My dataframe is this :
df = pd.DataFrame({'col1': ['A', 'A', 'A', 'A', 'B', 'C', 'C'],
'col2': ['a1', 'a1', 'a2', 'a2', 'b1', 'c1', 'c2']})
print(df)
col1 col2
0 A a1
1 A a1
2 A a2
3 A a2
4 B b1
5 C c1
6 C c2
I want to add a column that will tell the rank of the column col2 in each value of col1.
I tried three codes but none of them gives the correct result :
df['col3_1'] = df.groupby(['col1', 'col2']).cumcount() + 1
df['col3_2'] = df.groupby(['col1'])['col2'].cumcount() + 1
df['col3_3'] = df.groupby(['col1', 'col2']).ngroup() + 1
print(df)
col1 col2 col3_1 col3_2 col3_3
0 A a1 1 1 1
1 A a1 2 2 1
2 A a2 1 3 2
3 A a2 2 4 2
4 B b1 1 1 3
5 C c1 1 1 4
6 C c2 1 2 5
PS : the real values of the column col2 doesn’t have a pattern letter-number.
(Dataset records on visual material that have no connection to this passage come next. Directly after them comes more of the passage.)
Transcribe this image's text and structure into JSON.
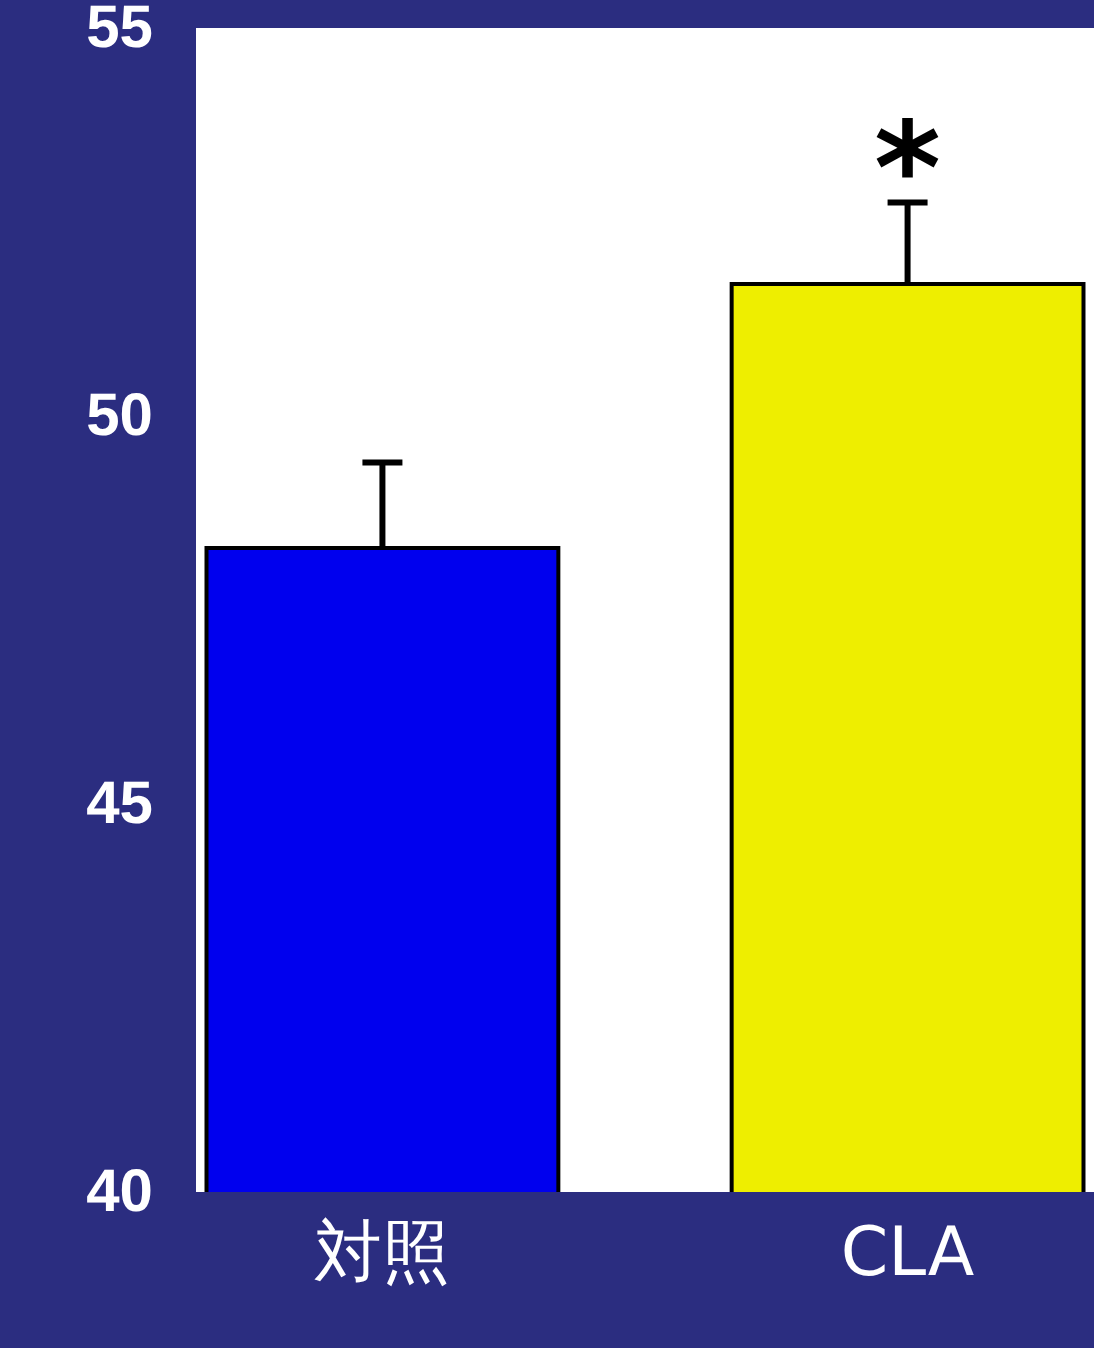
{
  "chart_data": {
    "type": "bar",
    "categories": [
      "対照",
      "CLA"
    ],
    "values": [
      48.3,
      51.7
    ],
    "colors": [
      "#0000ee",
      "#eeee00"
    ],
    "errors": [
      [
        48.3,
        49.4
      ],
      [
        51.7,
        52.75
      ]
    ],
    "ylim": [
      40,
      55
    ],
    "yticks": [
      40,
      45,
      50,
      55
    ],
    "annotations": [
      {
        "text": "*",
        "x": "CLA",
        "y": 52.8
      }
    ]
  }
}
My expected output is this :
col1 col2 col3
0 A a1 1
1 A a1 1
2 A a2 2
3 A a2 2
4 B b1 1
5 C c1 1
6 C c2 2
Can you guys show me how to do it ?
>Solution :
I think this does what you want:
df['col3'] = df.groupby(['col1'])['col2'].transform(lambda x: pd.factorize(x)[0] + 1)
pd.factorize assigns an integer to each unique value, it returns a tuple of the integer codes and the values. We add 1 because it starts indexing from 0.